When men reveal their secrets, I listen carefully. After all, it isn’t everyday that they’re willing to break the code and allow a woman into their mind. So when I found out about the double standard that may actually be responsible for sending men packing early in relationships, I knew it had to be shared.

I found out this tidbit on a first date of all places. We were talking about relationships over dinner. Ok, the fact that we were on a date and talking about past relationships is bad form, I know. But that’s how it usually goes when they fall into the friend category right away.

He’d asked me about my last relationship. The good girl in me said, avoid the topic. The realistic girl said, he’s the friendship guy so it’s ok to get his opinion. Since my breakup was still raw, I was all too eager to spill the details.

The future was responsible for the breakup, I confessed. Apparently I’d talked about the future too much and it put pressure on my former beau. Mr. Friend asked for details so I complied.

It was early on in the relationship, I’d explained. The stage where infatuation was at its peak and new couples, drinking from the same cup of amour, fantasized about being together forever. Could this be it? Could the long, search finally be over?

So when my past boyfriend talked about kids and homes together and trips we could take, I figured it was ok to jump in and reciprocate. Besides, a girlfriend told me, if he wasn’t serious about you, he wouldn’t talk this way! Men don’t say these things so early on unless they were serious. Uh huh. Words of wisdom from a woman’s point of view? Take heed ladies, this is not the case.

But as soon as I joined in the future talk, I saw the eyes widen.

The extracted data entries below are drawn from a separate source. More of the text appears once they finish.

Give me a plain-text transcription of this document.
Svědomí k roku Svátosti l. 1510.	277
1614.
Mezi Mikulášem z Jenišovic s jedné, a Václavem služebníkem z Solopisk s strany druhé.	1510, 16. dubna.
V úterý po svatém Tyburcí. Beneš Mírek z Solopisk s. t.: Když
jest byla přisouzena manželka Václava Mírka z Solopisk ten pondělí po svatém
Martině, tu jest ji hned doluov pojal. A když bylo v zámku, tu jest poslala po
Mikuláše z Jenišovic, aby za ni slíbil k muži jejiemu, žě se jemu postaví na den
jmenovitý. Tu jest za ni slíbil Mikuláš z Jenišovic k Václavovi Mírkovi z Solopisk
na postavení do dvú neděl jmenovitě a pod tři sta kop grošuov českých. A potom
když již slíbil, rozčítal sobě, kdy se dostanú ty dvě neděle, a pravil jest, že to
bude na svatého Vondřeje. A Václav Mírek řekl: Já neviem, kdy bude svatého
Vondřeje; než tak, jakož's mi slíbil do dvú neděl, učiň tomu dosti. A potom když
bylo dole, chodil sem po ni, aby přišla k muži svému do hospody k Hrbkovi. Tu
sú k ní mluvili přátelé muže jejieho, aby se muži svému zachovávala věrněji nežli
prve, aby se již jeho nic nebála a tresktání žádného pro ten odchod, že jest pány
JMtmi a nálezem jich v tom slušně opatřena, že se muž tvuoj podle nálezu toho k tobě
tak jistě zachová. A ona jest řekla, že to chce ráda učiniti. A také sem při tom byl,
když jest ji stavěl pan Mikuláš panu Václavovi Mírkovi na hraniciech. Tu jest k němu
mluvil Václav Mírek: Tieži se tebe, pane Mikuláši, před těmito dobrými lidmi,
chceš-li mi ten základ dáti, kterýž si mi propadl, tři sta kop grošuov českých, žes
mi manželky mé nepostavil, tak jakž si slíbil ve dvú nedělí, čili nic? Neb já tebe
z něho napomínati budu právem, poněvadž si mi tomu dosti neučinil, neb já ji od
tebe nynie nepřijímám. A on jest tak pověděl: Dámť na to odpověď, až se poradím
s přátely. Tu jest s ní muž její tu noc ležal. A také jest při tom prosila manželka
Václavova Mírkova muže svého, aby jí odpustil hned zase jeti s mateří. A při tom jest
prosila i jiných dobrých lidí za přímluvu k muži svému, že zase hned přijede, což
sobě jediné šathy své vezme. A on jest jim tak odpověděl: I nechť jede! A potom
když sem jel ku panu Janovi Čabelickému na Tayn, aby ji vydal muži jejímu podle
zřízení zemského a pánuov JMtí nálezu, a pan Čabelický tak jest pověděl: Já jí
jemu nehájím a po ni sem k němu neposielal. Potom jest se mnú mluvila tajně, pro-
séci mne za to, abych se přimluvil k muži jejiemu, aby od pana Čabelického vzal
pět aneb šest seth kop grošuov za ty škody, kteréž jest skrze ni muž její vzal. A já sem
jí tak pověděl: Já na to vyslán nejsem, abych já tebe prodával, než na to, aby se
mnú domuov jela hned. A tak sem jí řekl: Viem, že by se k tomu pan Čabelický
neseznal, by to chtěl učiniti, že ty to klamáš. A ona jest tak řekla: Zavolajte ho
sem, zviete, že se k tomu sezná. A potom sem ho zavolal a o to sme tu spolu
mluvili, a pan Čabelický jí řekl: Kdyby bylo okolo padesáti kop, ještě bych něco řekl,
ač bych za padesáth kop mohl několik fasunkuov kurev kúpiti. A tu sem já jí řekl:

I saw the fear rise and I watched my beau turn and duck into the cave. His reason? I was rushing things. It was too much pressure.

I stood there, stunned, running over the conversations in my head. Didn’t he ask me on the second date if I wanted kids? What about the nice houses that he wanted us to look at? And the colours for the rooms…what was that all about?

I poured out my confusion to Mr. Friend and saw his eyes widen and palms rise as he shook them, jazz style, singing, “No no…NEVER talk about the future! Never mention the future to a guy who you just started dating!!”

But, I stammered. I was following his lead! It doesn’t matter, Mr. Friend said. You just don’t do it. Men live for the moment and they say what they feel at the time.

Ohhh, so it’s  a double standard?

Yes, Mr. Friend confessed. It was and it will always be that way. Accept it.

I shared this interesting revelation with my girlfriend. When men talked about the future, they didn’t really mean it. They were living in the moment. Ah ha! The secret revealed!

Weeks after I’d found out the secret, I had a chance to test this theory. The former beau poked his head out of the cave and looked around.  He wanted to live in the moment he said. Uh huh. I agreed. No talk of the future. Ok, I admitted that maybe I did talk about the future and it wouldn’t happen again.

But as time went on, and euphoria set in, the future talk resurfaced. I listened, I smiled and I nodded. I made no plans. I did not reciprocate and I did not build on it. I smiled and I lived in the moment.

My girlfriend, amazed at the theory, tried the tactic with her new boyfriend. When he talked of living together, she smiled and nodded. She said it changed her whole way of thinking because no longer was she that woman who jumped too far ahead in a relationship when men lived in the moment.

No, it’s not fair. In fact, it’s downright annoying! But at the end of the day I realize that it’s not about fair. It’s about understanding the difference between men and women so we can walk though this uneven playing field with grace.

So the next time you have a date with a man and he starts talking paint colours for the bedroom, smile, nod, and change the topic. Never bring it up again until the day you actually move in together. Only then will he be ready to paint together.